In preparing for this culmination of our Advent expectation, most of us will spend some time writing and sending Christmas cards.  We inscribe a few words of gratitude for the year we have shared, and we express our hope for the year ahead.  Depending on the spiritual inclinations we cultivate, we may acknowledge our faith in Jesus as the Word Made Flesh, and His birth as the birth of our Savior.
Two hundred and ninety years ago, throughout Advent, our Spiritual Father, St. Paul of the Cross, made his 40-day retreat at the church of San Carlo, Castellazzo.  So much of what we know of the history of the Congregation and the history of his Inspiration is rooted in the diary which he kept during these retreat.  It is no wonder that in the "Annuario Pontificio", the "Papal Yearbook", the founding year for the Passionist Congregation is given as 1720.

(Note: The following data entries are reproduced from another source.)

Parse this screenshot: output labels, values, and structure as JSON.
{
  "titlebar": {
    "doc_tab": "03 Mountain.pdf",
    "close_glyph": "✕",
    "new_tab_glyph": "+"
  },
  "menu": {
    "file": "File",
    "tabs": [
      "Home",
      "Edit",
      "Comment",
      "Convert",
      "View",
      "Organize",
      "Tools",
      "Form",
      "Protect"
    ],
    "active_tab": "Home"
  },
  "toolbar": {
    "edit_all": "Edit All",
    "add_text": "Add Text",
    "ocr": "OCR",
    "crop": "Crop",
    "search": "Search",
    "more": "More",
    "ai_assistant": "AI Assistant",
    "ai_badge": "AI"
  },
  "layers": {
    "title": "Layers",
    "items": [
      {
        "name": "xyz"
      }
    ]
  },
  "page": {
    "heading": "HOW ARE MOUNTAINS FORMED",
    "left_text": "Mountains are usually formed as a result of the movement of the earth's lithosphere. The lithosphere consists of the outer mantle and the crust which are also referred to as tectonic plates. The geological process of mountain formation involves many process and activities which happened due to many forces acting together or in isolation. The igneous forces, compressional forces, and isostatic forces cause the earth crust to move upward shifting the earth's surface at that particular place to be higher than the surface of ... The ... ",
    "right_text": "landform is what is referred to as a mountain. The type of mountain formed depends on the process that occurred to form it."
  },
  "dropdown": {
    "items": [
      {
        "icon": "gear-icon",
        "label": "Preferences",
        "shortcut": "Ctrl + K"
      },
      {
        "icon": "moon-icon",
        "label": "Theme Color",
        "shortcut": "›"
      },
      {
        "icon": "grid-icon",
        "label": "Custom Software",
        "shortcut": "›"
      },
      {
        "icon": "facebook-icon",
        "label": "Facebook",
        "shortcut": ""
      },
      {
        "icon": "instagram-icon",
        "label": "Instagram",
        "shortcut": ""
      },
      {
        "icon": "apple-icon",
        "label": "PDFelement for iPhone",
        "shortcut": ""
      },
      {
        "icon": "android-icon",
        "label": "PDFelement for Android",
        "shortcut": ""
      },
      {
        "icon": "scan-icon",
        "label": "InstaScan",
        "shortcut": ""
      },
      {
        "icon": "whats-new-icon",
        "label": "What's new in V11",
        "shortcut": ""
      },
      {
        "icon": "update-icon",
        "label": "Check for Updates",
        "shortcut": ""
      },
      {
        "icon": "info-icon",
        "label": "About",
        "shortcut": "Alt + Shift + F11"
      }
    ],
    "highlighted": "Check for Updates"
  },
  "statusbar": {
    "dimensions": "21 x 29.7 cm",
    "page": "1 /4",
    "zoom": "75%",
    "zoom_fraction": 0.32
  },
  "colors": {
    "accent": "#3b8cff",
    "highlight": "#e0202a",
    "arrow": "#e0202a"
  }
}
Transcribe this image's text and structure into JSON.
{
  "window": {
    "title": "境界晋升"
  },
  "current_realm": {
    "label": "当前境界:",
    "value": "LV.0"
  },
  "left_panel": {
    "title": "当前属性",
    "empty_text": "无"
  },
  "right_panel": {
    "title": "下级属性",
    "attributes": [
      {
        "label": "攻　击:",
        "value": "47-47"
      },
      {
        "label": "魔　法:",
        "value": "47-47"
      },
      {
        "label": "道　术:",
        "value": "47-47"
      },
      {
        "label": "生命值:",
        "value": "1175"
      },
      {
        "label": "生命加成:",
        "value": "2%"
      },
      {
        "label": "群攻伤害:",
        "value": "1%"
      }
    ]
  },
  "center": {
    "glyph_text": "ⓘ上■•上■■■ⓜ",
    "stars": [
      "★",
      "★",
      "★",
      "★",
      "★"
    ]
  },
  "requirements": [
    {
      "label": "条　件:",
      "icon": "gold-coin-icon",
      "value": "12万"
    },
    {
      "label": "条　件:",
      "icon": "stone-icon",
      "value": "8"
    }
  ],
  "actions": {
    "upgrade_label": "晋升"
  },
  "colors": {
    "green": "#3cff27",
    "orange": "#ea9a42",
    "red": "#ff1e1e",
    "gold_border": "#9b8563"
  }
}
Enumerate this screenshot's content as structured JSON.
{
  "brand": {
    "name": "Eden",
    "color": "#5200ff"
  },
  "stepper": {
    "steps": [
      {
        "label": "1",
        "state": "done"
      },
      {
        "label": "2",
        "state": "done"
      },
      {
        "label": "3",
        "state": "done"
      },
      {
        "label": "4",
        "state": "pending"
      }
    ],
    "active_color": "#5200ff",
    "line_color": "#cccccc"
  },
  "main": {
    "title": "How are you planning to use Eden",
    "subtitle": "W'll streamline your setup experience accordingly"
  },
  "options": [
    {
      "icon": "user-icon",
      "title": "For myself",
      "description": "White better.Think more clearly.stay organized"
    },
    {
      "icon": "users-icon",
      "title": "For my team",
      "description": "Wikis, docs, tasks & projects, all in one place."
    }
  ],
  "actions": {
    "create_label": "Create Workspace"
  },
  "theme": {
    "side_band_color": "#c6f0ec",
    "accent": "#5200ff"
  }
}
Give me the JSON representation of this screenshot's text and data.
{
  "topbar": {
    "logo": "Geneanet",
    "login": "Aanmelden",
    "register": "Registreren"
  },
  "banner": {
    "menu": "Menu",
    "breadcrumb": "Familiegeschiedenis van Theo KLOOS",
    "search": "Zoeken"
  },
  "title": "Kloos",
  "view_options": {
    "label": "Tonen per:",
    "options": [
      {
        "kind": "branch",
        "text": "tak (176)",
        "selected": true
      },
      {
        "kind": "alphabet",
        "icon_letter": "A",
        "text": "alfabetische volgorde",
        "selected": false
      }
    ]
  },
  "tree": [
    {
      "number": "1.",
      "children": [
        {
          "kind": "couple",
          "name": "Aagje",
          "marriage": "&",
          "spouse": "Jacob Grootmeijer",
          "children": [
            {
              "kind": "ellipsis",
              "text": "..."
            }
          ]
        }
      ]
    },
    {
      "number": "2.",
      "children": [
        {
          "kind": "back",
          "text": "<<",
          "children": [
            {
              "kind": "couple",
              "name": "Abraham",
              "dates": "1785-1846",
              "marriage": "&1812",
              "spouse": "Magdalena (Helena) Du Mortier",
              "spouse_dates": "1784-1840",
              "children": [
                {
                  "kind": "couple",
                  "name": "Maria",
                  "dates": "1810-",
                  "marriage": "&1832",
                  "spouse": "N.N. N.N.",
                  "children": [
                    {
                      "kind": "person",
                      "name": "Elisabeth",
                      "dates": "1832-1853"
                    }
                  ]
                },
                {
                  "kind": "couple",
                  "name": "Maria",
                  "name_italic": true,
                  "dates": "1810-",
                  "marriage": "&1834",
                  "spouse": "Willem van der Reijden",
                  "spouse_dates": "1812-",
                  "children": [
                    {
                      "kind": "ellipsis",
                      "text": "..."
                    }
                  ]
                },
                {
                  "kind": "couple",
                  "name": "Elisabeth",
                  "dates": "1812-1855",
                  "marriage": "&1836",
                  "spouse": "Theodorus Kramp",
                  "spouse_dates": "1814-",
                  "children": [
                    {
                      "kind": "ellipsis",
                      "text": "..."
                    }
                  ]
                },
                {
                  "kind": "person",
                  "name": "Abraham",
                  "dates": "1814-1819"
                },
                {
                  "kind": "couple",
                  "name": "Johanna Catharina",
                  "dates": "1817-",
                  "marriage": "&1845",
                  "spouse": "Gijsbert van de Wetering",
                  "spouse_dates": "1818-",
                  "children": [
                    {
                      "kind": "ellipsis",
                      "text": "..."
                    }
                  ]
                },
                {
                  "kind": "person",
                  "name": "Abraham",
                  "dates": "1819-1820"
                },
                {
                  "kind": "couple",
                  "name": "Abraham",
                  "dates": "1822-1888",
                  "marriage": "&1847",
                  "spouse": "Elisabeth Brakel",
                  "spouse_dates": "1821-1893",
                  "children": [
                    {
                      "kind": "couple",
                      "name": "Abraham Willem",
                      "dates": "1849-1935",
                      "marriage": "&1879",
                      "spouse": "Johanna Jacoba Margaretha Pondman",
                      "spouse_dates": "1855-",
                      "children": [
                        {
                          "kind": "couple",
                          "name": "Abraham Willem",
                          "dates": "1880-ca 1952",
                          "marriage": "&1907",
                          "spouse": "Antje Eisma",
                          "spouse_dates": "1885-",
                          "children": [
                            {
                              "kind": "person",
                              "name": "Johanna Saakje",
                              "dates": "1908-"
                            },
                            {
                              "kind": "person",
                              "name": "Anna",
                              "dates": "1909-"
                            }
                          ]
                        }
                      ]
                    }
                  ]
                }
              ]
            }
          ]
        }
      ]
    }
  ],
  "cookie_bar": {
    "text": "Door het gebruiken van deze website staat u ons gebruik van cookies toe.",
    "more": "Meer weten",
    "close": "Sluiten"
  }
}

It seemed only natural to share with you the electronic Christmas Card that came from our Passionists in Portugal.  It speaks eloquently of the Incarnation, and it quotes from St. Paul of the Cross.
Portuguese Christmas Card
[On this holy Christmas night I will celebrate the Divine Mysteries for all our poor Congregation, and I will place the hearts of the professed and novices in the sacred hands of the gentle Infant so that he may enliven them, strengthen them, inflame them, and sanctify them to do great things for the glory of God.  St. Paul of the Cross (1746/Ltr. 470)]
May God bless each of your families and yourselves during these Christmas days.